I don't follow your math here. An application need call no more methods than it did before to configure a job.
> I thought that you were going to create a marker interface for AvroRecord that has a getSchema method.
That only works for the case when a single record is the top-level type. It does not work for arrays, maps, enums, unions or primitives, all reasonable values for mapreduce. Nor does it work where one might have a legacy Writable that one also sometimes wishes to process with Avro reflection. In the general case, how you serialize something is independent of its in-memory representation.
We use the marker interface when we can, but we cannot always. When a marker interface is appropriate, job configuration looks much as it did before: one can still set key and value classes.
> Notice that this adds another 5 types that we are going to want serialize (InputFormat, Mapper, Combiner, Reducer, OutputFormat) per a job. With the current proposal that means that we get 11 * 3 = 33 serialization methods.
I do not understand what you're counting here. Currently we specify job parameters with a configuration. In the future, we might change this to instead use serialized instances of five interfaces. If we do that, then we would declare a single mechanism by which these instances are serialized, just as we now declare the single mechanism by which a configuration is serialized.
> we need to use the global serialization/deserialization factory that we already have.

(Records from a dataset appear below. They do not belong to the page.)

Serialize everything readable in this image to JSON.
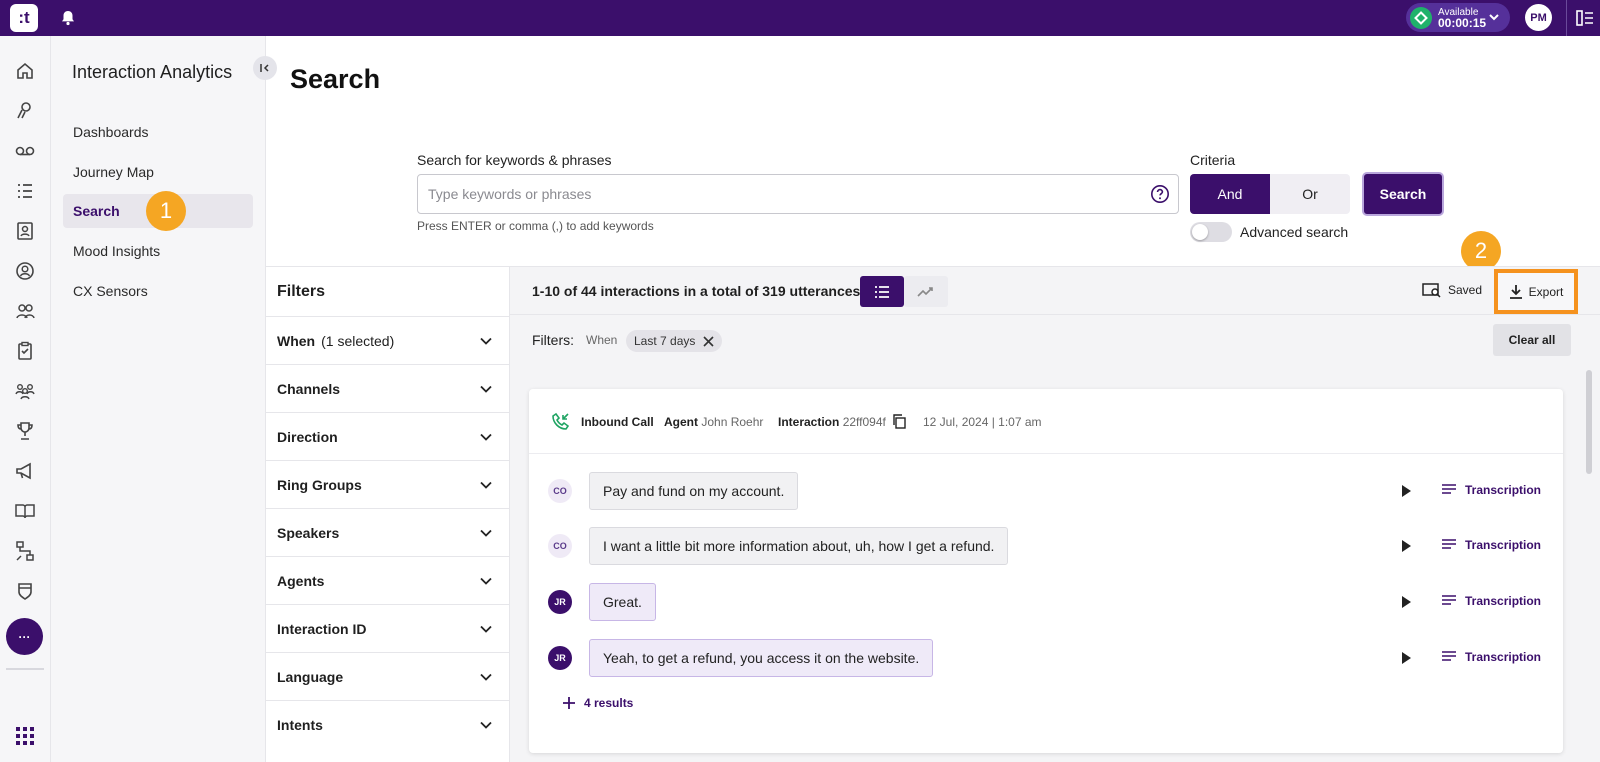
{
  "topbar": {
    "logo": ":t",
    "status_label": "Available",
    "status_timer": "00:00:15",
    "user_initials": "PM",
    "colors": {
      "bar": "#3b0f6b",
      "available": "#20b26b"
    }
  },
  "rail": {
    "icons": [
      "home-icon",
      "journey-icon",
      "voicemail-icon",
      "list-icon",
      "contacts-icon",
      "agent-icon",
      "team-icon",
      "clipboard-icon",
      "groups-icon",
      "trophy-icon",
      "megaphone-icon",
      "book-icon",
      "flow-icon",
      "shield-icon"
    ],
    "more_label": "···"
  },
  "secnav": {
    "title": "Interaction Analytics",
    "items": [
      {
        "label": "Dashboards"
      },
      {
        "label": "Journey Map"
      },
      {
        "label": "Search",
        "active": true
      },
      {
        "label": "Mood Insights"
      },
      {
        "label": "CX Sensors"
      }
    ]
  },
  "annotations": {
    "badge1": "1",
    "badge2": "2",
    "color": "#f5a623"
  },
  "page": {
    "title": "Search"
  },
  "search": {
    "label": "Search for keywords & phrases",
    "placeholder": "Type keywords or phrases",
    "hint": "Press ENTER or comma (,) to add keywords",
    "criteria_label": "Criteria",
    "and_label": "And",
    "or_label": "Or",
    "button_label": "Search",
    "advanced_label": "Advanced search"
  },
  "filters": {
    "title": "Filters",
    "when_label": "When",
    "when_selected": "(1 selected)",
    "rows": [
      "Channels",
      "Direction",
      "Ring Groups",
      "Speakers",
      "Agents",
      "Interaction ID",
      "Language",
      "Intents"
    ]
  },
  "results": {
    "count_text": "1-10 of 44 interactions in a total of 319 utterances",
    "saved_label": "Saved",
    "export_label": "Export",
    "filters_label": "Filters:",
    "filter_when": "When",
    "filter_chip": "Last 7 days",
    "clear_all": "Clear all"
  },
  "interaction": {
    "type": "Inbound Call",
    "agent_label": "Agent",
    "agent_name": "John Roehr",
    "interaction_label": "Interaction",
    "interaction_id": "22ff094f",
    "datetime": "12 Jul, 2024 | 1:07 am",
    "utterances": [
      {
        "speaker": "CO",
        "text": "Pay and fund on my account."
      },
      {
        "speaker": "CO",
        "text": "I want a little bit more information about, uh, how I get a refund."
      },
      {
        "speaker": "JR",
        "text": "Great."
      },
      {
        "speaker": "JR",
        "text": "Yeah, to get a refund, you access it on the website."
      }
    ],
    "transcription_label": "Transcription",
    "more_results": "4 results"
  }
}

That's precisely what this patch does. It updates the shuffle to no longer use the serialization factory in a now-deprecated manner.
> moving the
Class methods is a non-starter.
This is an odd statement. We're forever forbidden from making the MapReduce framework more abstract?
> Why is the metadata a Map? I'd rather have it be an opaque blob that is serializable.
That was established in
HADOOP-6165. If you'd like to revisit that representation for metadata, that should be done as a separate issue. That API not been released, and so would be easy to change if there is consensus to do so. This current issue builds on the serialzation metadata mechanism currently in trunk and should be evaluated independently of the serialization metadata representation.
> we need to check on the map side whether the type the map is outputting is correct.
That check is now done by the serializer.
> you need to support union types in Writable too.
I don't understand this suggestion. A serialization system that implements unions should check unions, but a serialization system that does not support unions need not.
> i'm not wild about having Configuration.setMap. Having a function in StringUtils that takes a Map<String,String> map into and from a String seems more appropriate.
That was established in
HADOOP-6420. This API has not been released, and would be easy to change if there is consensus. If you wish to revisit that API, and have a better implementation idea, then that should be done in a separate issue, but that question should be considered separately from the current issue.